KIND HEARTS AND CORONETS (Robert Hamer, 1949)

“He seemed a very pleasant fellow, and I regretted that our acquaintanceship had to be so short.” — Louis Mazzini

Brilliantly written by its director, Robert Hamer, and John Dighton, Kind Hearts and Coronets is a piercingly funny consideration of upper-class British arrogance. The aristocratic D’Ascoynes family has disinherited one of their own because of her marriage to an Italian singer on two separate grounds: she has married beneath her station, that is, beneath the family dignity; she has—horrors!—married for love. After his widowed mother’s death, upon which occasion her dying request to be buried in the family grounds is denied, Louis Mazzini (Dennis Price, priceless) embarks on a mission to avenge her mistreatment by dispatching each and every D’Ascoynes, all of whom stand between him and a dukedom. Between himself and serendipity he sees the job done but is tried and convicted (by the House of Lords) for a murder he did not commit. Facing the gallows the next morning, Louis spends the night penning his memoir, inducing (for us) a flashback suited to his voiceover.
     In Roy Horniman’s 1907 novel Israel Rank, it is a Jew whom the mother marries, but the Holocaust argued in 1949 for his replacement, even amidst Edwardian sets and garb. The black comedy’s unifying joke is that Louis, robbed of his birthright, mirrors the contumeliousness of those retaining the birthright. Why shouldn’t a man sniffle into his handkerchief if he must?
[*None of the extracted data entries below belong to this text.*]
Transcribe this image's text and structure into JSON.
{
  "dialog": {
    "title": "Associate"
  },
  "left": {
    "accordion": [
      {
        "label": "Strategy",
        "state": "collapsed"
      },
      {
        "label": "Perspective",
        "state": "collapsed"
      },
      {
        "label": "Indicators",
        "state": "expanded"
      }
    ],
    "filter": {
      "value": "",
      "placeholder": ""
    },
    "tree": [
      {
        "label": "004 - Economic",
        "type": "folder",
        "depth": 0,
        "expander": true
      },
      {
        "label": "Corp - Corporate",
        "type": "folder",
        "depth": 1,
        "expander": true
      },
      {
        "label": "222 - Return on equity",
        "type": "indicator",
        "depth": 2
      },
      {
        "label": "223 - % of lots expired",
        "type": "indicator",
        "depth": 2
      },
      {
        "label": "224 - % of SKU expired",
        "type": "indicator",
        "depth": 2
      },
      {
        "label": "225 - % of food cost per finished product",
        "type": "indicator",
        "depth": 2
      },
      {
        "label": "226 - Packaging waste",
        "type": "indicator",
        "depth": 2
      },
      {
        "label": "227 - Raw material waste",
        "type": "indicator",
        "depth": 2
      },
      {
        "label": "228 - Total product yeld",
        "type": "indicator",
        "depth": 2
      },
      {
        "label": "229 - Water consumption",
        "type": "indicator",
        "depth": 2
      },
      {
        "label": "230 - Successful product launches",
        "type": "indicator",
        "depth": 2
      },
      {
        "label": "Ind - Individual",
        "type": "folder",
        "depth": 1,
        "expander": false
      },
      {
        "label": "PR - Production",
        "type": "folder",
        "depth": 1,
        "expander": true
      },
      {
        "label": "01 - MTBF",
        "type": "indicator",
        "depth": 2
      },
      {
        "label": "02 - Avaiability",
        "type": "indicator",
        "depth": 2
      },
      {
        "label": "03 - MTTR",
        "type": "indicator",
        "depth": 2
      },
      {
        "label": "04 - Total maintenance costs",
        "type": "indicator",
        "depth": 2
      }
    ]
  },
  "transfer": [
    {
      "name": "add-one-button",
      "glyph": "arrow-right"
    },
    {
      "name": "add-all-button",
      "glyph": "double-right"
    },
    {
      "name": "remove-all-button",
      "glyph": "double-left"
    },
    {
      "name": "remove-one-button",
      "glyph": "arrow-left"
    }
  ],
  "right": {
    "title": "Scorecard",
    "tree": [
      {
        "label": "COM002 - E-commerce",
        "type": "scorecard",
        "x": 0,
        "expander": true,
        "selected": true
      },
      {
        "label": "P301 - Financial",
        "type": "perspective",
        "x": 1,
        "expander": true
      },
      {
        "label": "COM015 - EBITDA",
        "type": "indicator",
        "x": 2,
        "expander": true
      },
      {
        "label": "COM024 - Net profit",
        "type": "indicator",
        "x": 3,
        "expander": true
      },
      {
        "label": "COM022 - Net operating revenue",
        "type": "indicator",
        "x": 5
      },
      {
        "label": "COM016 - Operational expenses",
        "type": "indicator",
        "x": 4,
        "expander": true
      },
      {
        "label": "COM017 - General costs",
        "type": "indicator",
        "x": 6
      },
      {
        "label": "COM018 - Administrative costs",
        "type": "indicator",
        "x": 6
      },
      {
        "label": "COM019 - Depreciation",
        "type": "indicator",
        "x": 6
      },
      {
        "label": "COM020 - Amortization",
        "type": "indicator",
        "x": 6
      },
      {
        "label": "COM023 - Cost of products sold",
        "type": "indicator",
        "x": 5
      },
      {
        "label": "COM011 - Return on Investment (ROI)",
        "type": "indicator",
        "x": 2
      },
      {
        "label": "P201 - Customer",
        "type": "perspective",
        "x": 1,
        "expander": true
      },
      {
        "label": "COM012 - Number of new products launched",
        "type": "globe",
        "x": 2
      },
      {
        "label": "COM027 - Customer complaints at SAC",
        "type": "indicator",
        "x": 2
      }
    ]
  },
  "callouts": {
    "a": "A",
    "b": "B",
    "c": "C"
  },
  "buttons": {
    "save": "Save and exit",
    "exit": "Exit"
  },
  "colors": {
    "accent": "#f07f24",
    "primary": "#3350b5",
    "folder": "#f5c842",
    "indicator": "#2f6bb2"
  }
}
Yet when Louis laments the indignity of taking in a lodger when his mother and he are financially strapped, this inadvertent audible punctuation by the lodger becomes hilarious. But it is Louis’s joke, not the lodger’s. Hamer draws us into Louis’s cracked perception of things. Perhaps Louis’s funniest line, though, simply indicates his Wildean wit. Louis tells the groom at a wedding, having spent the previous night making love with the bride: “You’re a lucky man, Lionel. Take my word for it.”
     Of course, the film is most famous for Alec Guinness (best actor, National Board of Review), who beautifully plays eight different D’Ascoyneses including a doddering clergyman, a private bank president, and a suffragette.